Optimal soft-margin hyperplane revisited

  • The optimal soft-margin hyperplane is the solution of the following \[\argmin_{\bfw,b,\boldsymbol{\xi}}\frac{1}{2}\norm[2]{\bfw}^2+\frac{C}{N}\sum_{i=1}^N\xi_i\quad\text{ s.t. }\quad\forall i\in\intseq{1}{N}\quad y_i(\bfw^\intercal\bfx_i+b)\geq 1-\xi_i\text{ and }\xi_i\geq 0\]
    • Problem is differentiable, convex, duality gap is zero: KKT conditions are necessary and sufficient,
    • We will kernelize the dual problem
  • The Lagrangian is \[\calL(\bfw,b,\boldsymbol{\xi},\boldsymbol{\lambda},\boldsymbol{\mu})\eqdef \frac{1}{2}\bfw^\intercal\bfw + \frac{C}{N}\sum_{i=1}^N\xi_i+\sum_{i=1}^N\lambda_i (1-\xi_i-y_i(\bfw^\intercal \bfx_i+b))-\sum_{i=1}^N\mu_i\xi_i\] with \(\boldsymbol{\lambda}\geq \boldsymbol{0},\boldsymbol{\mu}\geq \boldsymbol{0}\).
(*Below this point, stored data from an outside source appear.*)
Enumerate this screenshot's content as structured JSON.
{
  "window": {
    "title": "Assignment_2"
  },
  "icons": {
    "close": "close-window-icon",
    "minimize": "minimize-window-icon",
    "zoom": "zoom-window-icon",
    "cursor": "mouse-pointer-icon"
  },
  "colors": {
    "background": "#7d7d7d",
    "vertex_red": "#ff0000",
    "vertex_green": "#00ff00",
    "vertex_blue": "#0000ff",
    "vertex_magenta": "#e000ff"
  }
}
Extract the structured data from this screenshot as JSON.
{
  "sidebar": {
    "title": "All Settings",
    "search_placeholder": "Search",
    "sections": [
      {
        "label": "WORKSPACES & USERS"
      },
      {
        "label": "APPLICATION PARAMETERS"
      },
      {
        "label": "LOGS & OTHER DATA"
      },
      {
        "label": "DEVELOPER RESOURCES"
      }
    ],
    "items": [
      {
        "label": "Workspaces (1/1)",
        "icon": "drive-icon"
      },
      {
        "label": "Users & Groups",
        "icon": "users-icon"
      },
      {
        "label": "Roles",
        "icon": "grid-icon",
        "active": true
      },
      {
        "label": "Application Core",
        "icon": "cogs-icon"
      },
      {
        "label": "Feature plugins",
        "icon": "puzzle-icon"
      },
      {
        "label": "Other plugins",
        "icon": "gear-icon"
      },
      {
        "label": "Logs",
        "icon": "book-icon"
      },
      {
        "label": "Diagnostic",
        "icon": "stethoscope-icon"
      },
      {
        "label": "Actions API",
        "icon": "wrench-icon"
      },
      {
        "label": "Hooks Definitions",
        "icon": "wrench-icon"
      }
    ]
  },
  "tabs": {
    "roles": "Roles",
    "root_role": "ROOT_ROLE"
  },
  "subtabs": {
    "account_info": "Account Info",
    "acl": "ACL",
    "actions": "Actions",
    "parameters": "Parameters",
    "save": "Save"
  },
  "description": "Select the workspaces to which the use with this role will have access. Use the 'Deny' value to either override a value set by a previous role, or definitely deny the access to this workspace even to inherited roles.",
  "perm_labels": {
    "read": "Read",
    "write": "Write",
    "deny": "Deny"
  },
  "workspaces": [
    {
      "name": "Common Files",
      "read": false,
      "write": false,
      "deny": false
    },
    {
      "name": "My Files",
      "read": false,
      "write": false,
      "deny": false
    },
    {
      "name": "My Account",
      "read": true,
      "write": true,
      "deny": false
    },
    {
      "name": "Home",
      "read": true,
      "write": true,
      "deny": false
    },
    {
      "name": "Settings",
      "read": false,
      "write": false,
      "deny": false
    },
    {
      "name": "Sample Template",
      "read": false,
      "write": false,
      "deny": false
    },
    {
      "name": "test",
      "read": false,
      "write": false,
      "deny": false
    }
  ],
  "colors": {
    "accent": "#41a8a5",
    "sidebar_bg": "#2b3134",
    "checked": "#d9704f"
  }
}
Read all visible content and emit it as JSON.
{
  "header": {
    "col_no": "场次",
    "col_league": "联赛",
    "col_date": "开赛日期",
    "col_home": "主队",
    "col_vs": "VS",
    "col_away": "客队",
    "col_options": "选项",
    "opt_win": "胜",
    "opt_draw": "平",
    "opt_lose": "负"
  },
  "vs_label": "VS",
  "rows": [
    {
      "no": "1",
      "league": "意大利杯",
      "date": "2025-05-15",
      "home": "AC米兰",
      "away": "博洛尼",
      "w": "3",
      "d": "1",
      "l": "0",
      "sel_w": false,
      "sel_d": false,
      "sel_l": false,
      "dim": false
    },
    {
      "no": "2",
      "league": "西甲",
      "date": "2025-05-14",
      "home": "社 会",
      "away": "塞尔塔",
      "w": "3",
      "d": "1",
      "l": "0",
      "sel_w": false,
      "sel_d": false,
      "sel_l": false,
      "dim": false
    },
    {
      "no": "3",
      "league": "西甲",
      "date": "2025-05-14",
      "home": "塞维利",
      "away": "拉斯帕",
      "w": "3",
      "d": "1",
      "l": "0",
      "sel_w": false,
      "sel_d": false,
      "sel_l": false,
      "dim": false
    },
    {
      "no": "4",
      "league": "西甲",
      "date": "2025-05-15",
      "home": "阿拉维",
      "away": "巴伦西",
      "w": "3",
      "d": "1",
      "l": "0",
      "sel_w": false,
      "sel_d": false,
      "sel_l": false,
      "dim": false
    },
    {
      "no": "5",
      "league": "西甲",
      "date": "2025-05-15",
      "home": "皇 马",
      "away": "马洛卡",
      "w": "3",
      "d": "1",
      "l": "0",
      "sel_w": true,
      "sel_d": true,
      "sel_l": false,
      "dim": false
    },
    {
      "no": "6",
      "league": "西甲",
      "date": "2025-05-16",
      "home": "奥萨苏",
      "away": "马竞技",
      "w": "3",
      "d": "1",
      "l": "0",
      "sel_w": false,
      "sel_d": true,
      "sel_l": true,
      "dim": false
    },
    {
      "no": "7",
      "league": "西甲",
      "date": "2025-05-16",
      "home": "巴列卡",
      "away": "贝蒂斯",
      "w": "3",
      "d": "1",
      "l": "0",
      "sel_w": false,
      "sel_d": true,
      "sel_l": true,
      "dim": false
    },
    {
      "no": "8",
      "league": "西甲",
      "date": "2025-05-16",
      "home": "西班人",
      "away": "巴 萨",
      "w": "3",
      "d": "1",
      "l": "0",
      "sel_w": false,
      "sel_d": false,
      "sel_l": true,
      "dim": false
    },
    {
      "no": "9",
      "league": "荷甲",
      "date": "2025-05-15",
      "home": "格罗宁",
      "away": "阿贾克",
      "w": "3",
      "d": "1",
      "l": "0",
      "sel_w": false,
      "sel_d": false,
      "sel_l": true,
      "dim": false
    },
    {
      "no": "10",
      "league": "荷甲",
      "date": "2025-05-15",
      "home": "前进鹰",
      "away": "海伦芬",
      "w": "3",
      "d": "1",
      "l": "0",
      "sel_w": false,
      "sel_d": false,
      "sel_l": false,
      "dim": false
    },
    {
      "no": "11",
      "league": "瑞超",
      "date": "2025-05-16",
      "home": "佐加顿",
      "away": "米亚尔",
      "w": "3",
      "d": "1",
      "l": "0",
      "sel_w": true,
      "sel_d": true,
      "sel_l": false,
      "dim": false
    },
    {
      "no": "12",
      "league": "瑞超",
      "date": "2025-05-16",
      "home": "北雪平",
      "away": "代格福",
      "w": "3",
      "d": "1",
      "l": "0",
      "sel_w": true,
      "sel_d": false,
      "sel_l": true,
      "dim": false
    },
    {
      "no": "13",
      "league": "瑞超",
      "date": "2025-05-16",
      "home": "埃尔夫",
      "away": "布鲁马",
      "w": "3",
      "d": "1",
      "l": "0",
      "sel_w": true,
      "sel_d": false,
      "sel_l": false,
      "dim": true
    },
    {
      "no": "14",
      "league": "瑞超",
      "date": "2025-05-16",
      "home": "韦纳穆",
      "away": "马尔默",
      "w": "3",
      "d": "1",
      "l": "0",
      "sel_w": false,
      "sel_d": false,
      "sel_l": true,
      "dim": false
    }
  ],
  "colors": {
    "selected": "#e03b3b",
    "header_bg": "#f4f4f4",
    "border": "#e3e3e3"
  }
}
  • The Lagrange dual function is \[\calL_D(\boldsymbol{\lambda},\boldsymbol{\mu})=\min_{\bfw,b,\boldsymbol{\xi}}\calL(\bfw,b,\boldsymbol{\xi},\boldsymbol{\lambda},\boldsymbol{\mu})\]

  • The dual problem is \(\max_{\boldsymbol{\lambda}\geq \boldsymbol{0},\boldsymbol{\mu}\geq \boldsymbol{0}}\calL_D(\boldsymbol{\lambda},\boldsymbol{\mu})\)
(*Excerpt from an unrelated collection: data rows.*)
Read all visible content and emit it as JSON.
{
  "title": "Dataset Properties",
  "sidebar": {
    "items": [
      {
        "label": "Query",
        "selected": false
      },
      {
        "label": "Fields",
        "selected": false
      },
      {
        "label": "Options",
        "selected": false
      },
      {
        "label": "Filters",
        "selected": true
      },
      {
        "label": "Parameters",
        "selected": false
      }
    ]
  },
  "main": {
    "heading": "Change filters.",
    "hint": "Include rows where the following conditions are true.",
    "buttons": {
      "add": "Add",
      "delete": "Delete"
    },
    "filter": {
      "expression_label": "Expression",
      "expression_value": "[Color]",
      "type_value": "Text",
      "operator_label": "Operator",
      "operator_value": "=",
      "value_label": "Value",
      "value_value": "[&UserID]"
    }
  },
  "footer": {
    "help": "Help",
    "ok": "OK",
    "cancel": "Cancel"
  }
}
Optimal soft-margin hyperplane: kernelization

  • Let’s simplify \(\calL_D(\boldsymbol{\lambda},\boldsymbol{\mu})\) using the KKT conditions

  • The dual function is \[\calL_D(\boldsymbol{\lambda},\boldsymbol{\mu})=-\frac{1}{2}\sum_{i=1}^N\sum_{j=1}^N\lambda_i\lambda_j y_i y_j \bfx_i^\intercal\bfx_j + \sum_{i=1}^N\lambda_i\]
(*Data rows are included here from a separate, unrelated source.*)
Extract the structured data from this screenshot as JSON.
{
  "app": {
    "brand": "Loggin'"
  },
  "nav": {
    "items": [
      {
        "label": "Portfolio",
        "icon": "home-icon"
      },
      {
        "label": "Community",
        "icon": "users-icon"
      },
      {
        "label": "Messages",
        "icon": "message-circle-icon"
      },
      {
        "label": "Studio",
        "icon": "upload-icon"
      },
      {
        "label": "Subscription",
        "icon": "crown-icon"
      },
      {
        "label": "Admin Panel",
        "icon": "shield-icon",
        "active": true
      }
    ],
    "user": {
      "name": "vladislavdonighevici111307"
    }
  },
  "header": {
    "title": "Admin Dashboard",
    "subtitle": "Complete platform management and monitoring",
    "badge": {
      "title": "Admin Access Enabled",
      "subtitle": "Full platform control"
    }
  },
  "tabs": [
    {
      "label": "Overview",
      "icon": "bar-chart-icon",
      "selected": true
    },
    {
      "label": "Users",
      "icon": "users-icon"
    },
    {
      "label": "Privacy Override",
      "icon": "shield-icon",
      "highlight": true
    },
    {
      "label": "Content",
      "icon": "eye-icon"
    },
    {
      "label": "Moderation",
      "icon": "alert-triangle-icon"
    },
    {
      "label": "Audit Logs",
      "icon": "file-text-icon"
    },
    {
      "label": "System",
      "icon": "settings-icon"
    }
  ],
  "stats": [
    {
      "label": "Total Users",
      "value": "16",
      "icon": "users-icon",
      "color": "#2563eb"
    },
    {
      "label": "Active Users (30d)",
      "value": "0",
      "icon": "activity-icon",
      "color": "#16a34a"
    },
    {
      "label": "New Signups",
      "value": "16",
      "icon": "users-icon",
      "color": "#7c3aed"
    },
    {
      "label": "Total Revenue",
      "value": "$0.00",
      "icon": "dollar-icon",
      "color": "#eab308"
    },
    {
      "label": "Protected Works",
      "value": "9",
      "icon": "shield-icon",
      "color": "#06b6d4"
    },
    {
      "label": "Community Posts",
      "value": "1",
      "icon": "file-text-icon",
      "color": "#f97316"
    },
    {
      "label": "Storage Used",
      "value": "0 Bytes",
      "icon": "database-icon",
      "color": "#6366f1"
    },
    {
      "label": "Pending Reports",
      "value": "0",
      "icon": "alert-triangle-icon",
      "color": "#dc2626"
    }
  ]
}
  • The dual optimization problem function is \[\max_{\boldsymbol{\lambda},\boldsymbol{\mu}} -\frac{1}{2}\sum_{i=1}^N\sum_{j=1}^N\lambda_i\lambda_j y_i y_j \bfx_i^\intercal\bfx_j + \sum_{i=1}^N\lambda_i\text{ s .t. }\begin{cases}\forall i\in\intseq{1}{N}\quad \sum_{i=1}^N\lambda_iy_i=0\\\forall i\in\intseq{1}{N}\quad 0\leq\lambda_i\leq\frac{C}{N}\end{cases}\]

  • We can very efficiently solve for \(\boldsymbol{\lambda}^*\)

Optimal soft-margin hyperplane: primal solutions

  • Assume that we now know \((\boldsymbol{\lambda}^*,\boldsymbol{\mu}^*)\), how do we find \((\boldsymbol{\bfw}^*,b^*)\)?

  • \[\bfw^* = \sum_{i=1}^N\lambda_i^*y_i\bfx_i\quad\text{and}\quad b^* = y_i-{\bfw^*}^\intercal\bfx_i\] for some \(i\in\intseq{1}{N}\) such that \(0<\lambda_i^*<\frac{C}{N}\)

  • The only data points that matter are those for which \(\lambda_i^*\neq 0\)

  • By completementary slackness they are the ones for which \(y_i({{\bfw^*}^\intercal} \bfx_i+b)=1-\xi_i^*\)
    • These points are called support vectors
    • Points are on or inside the margin
    • In practice, the number of support vectors is often \(\ll N\)

Support Vector Machines

  • Given an inner product kernel \(k(\cdot, \cdot)\), the SVM classifier is \[h^{\mathrm{SVM}}(\bfx)\eqdef \sgn{\sum_{i\in\intseq{1}{N}}\lambda_i^*y_i k(\bfx_i,\bfx)+b^*}\] where \(\boldsymbol{\lambda}^*\) is the solution of \[\max_{\boldsymbol{\lambda},\boldsymbol{\mu}} -\frac{1}{2}\sum_{i=1}^N\sum_{j=1}^N\lambda_i\lambda_j y_i y_j k(\bfx_i,\bfx_j) + \sum_{i=1}^N\lambda_i\text{ s .t. }\begin{cases}\forall i\in\intseq{1}{N}\quad \sum_{i=1}^N\lambda_iy_i=0\\\forall i\in\intseq{1}{N}\quad 0\leq\lambda_i\leq\frac{C}{N}\end{cases}\] and \[b^*=y_i-\sum_{j=1}^N\lambda_j^* y_j k(\bfx_i,\bfx_j)\] for some \(i\in\intseq{1}{N}\) such that \(0<\lambda_i^*<\frac{C}{N}\)

  • We never need to specify explicitly \(\Phi\) and \(\calH\)
  • Other algorithms can be kernelized